= Franklin Adin Simmonds =

British orthopaedic surgeon

Franklin Adin Simmonds F.R.C.S. (31 October 1910 – 14 July 1983; also known as Sam Simmonds) was a British orthopaedic surgeon for whom the Simmonds' test on rupture of the Achilles tendon is named. He also worked with the pioneering surgeon John Charnley on hip replacement surgery and became an expert in this field.

He very much disliked his given names and in adult life was universally known as Sam.

==Career==
After education at Sherborne School in Dorset he studied at Pembroke College, Cambridge, and St Thomas's Hospital London.

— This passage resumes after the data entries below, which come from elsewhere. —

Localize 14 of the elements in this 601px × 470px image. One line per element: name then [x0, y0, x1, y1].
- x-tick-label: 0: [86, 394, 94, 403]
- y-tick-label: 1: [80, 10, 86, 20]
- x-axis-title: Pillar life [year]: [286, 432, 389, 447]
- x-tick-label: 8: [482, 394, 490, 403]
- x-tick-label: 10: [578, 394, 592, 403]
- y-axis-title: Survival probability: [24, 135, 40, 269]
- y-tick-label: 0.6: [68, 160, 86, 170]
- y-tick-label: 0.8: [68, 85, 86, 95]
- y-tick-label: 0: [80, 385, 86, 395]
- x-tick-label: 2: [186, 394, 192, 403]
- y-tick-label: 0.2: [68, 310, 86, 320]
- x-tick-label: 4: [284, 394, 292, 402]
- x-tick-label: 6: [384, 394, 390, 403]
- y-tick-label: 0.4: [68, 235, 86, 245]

From 1939 to 1941 he worked with W. Rowley Bristow at St Nicholas's Hospital Pyrford (subsequently renamed Rowley Bristow Hospital Pyrford), and when Rowley Bristow became Brigadier in charge of orthopaedic services of the British Army, he recruited Simmonds into the Royal Army Medical Corps. Lt Col Simmonds commanded base hospitals in North Africa, Sicily, France and the Far East. After the war he returned to Pyrford and worked there and at The Royal Surrey County Hospital Guildford until his retirement in 1975. His simple but effective test for rupture of the Achilles tendon was developed in 1956/57 and is still widely used today.

A golf Blue (university sport) at Cambridge, his clinical skill with his hands was mirrored in lifelong amateur golf expertise; his 0 (zero) handicap for most of his adult life equalled that of a professional.